StackExchange average age of users for each tag

Posted on April 26, 2011

I thought it would be interesting to calculate the average age of users on each StackExchange site, and even more interesting to see each tag within those sites. I did a caculation using the April 2011 data dump and came up with the following data. I call the statistic the Expected age of a tag because it is calculated using the Expected Value.

Observations:

  • The expected age of the whole StackOverflow site is ~30 years old.
  • On StackOverlow the tag with the youngest expected age is 26 years old, the tag with the oldest is 36. I was surprised they were so close together.
  • The site with the youngest users of the StackExchange network is: Gaming, then surprisingly Game dev, and Ask Ubuntu.
  • The site with the oldest users of the StackExchange network is: Do It Yourself, followed by Photography, and then by Geographic Information Systems.
  • A funny one, on ServerFault one of the tags with the oldest expected age is old-hardware. Apparently older people know more about old-hardware than anything else.
  • I’m not sure if this is true, but perhaps the tags with younger ages are more cutting edge. For example vb6 and COBOL have ages of over 36 on Programmers SE. I don’t think this assertion is true in general though.

And as for the other sites, the expected age is:

You can see the per user tag data by clicking on the site name in the above list.

You could probably say that the StackExchange network could use younger contributors. I’ve said this before, but I think it would be advantageous for the StackExchange team to do some events at Universities. When I previously helped with some Microsoft events at University of Waterloo (Top Computer Science University in Canada, and one of the top in the world) several students didn’t know what StackOverflow was.

How I made the calculations per tag

The below calculations were calculated with the April 2011 StackOverflow data dump.

What I calculated was the average age per tag each answer comes from for each StackExchange site.

To do this calculation I calculated the Expected Age of each site.

Expected Age = Summation over each age X of: P(X) * X

Where P(X) is the probability that a user of age X will answer a given question. You can calculate this probability by summing the number of answers by each age, divided by the total number of answers within that tag.

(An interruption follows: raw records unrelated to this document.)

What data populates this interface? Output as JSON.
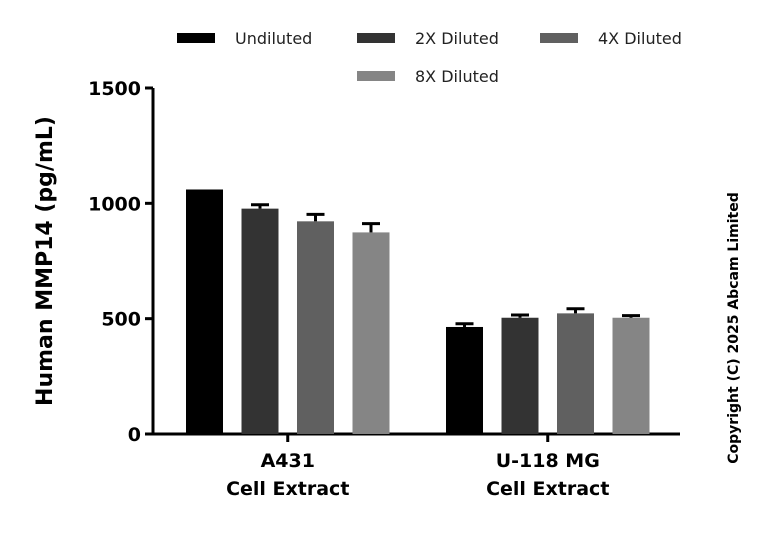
{
  "chart_data": {
    "type": "bar",
    "ylabel": "Human MMP14 (pg/mL)",
    "ylim": [
      0,
      1500
    ],
    "yticks": [
      "0",
      "500",
      "1000",
      "1500"
    ],
    "categories": [
      [
        "A431",
        "Cell Extract"
      ],
      [
        "U-118 MG",
        "Cell Extract"
      ]
    ],
    "series": [
      {
        "name": "Undiluted",
        "color": "#000000",
        "values": [
          1060,
          464
        ],
        "errors": [
          0,
          14
        ]
      },
      {
        "name": "2X Diluted",
        "color": "#333333",
        "values": [
          977,
          504
        ],
        "errors": [
          17,
          12
        ]
      },
      {
        "name": "4X Diluted",
        "color": "#606060",
        "values": [
          922,
          523
        ],
        "errors": [
          30,
          20
        ]
      },
      {
        "name": "8X Diluted",
        "color": "#858585",
        "values": [
          874,
          504
        ],
        "errors": [
          38,
          9
        ]
      }
    ],
    "legend": "top",
    "grid": false
  },
  "copyright": "Copyright (C) 2025 Abcam Limited"
}
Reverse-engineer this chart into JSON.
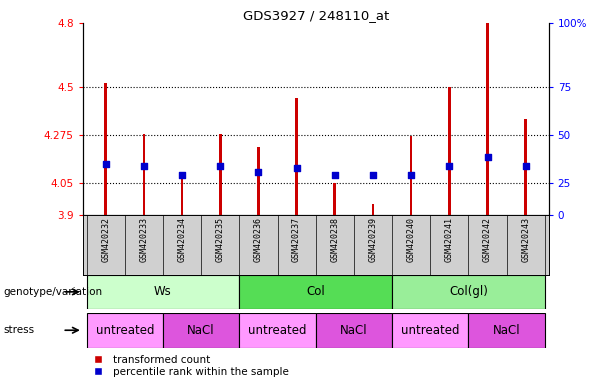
{
  "title": "GDS3927 / 248110_at",
  "samples": [
    "GSM420232",
    "GSM420233",
    "GSM420234",
    "GSM420235",
    "GSM420236",
    "GSM420237",
    "GSM420238",
    "GSM420239",
    "GSM420240",
    "GSM420241",
    "GSM420242",
    "GSM420243"
  ],
  "red_values": [
    4.52,
    4.28,
    4.09,
    4.28,
    4.22,
    4.45,
    4.05,
    3.95,
    4.27,
    4.5,
    4.8,
    4.35
  ],
  "blue_values": [
    4.14,
    4.13,
    4.09,
    4.13,
    4.1,
    4.12,
    4.09,
    4.09,
    4.09,
    4.13,
    4.17,
    4.13
  ],
  "ymin": 3.9,
  "ymax": 4.8,
  "yticks": [
    3.9,
    4.05,
    4.275,
    4.5,
    4.8
  ],
  "ytick_labels": [
    "3.9",
    "4.05",
    "4.275",
    "4.5",
    "4.8"
  ],
  "right_ytick_labels": [
    "0",
    "25",
    "50",
    "75",
    "100%"
  ],
  "genotype_groups": [
    {
      "label": "Ws",
      "start": 0,
      "end": 3,
      "color": "#ccffcc"
    },
    {
      "label": "Col",
      "start": 4,
      "end": 7,
      "color": "#55dd55"
    },
    {
      "label": "Col(gl)",
      "start": 8,
      "end": 11,
      "color": "#99ee99"
    }
  ],
  "stress_groups": [
    {
      "label": "untreated",
      "start": 0,
      "end": 1,
      "color": "#ff99ff"
    },
    {
      "label": "NaCl",
      "start": 2,
      "end": 3,
      "color": "#dd55dd"
    },
    {
      "label": "untreated",
      "start": 4,
      "end": 5,
      "color": "#ff99ff"
    },
    {
      "label": "NaCl",
      "start": 6,
      "end": 7,
      "color": "#dd55dd"
    },
    {
      "label": "untreated",
      "start": 8,
      "end": 9,
      "color": "#ff99ff"
    },
    {
      "label": "NaCl",
      "start": 10,
      "end": 11,
      "color": "#dd55dd"
    }
  ],
  "bar_color": "#cc0000",
  "dot_color": "#0000cc",
  "bar_width": 0.07,
  "dot_size": 18,
  "legend_red": "transformed count",
  "legend_blue": "percentile rank within the sample",
  "genotype_label": "genotype/variation",
  "stress_label": "stress",
  "grid_lines": [
    4.05,
    4.275,
    4.5
  ],
  "xlabels_bg": "#d0d0d0"
}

I also only considered the top 3000 tags. The top tags may not match up exactly since I only consider tags if the answerer has an age specified in their profile.

Other attempts at these stats

I initially tried to do this statistic by weighing each age by the reputation of each user, but it turned out to not generate interesting data. The problem was that the data was weighted heavily to only include the top 1% or so of users.

Limitations of this study

  • Several users don’t enter their age in their profile, so no answers from a user without an age specified counts.
  • Users that are very young and users that are very old may be more unlikely to enter their age.
  • Each user may be counted more than once, since I only count +1 for each age that answers a questions.
  • Some users may be entering fake age values, although I ignored age values out of an acceptable range.
  • We are talking about averages here, so this doesn’t mean there aren’t a lot of younger and older contributors.
    For example if an average is 20 years old, there could be an equal amount of 10 and 30 year olds answering, or there could be only 20 year olds answering.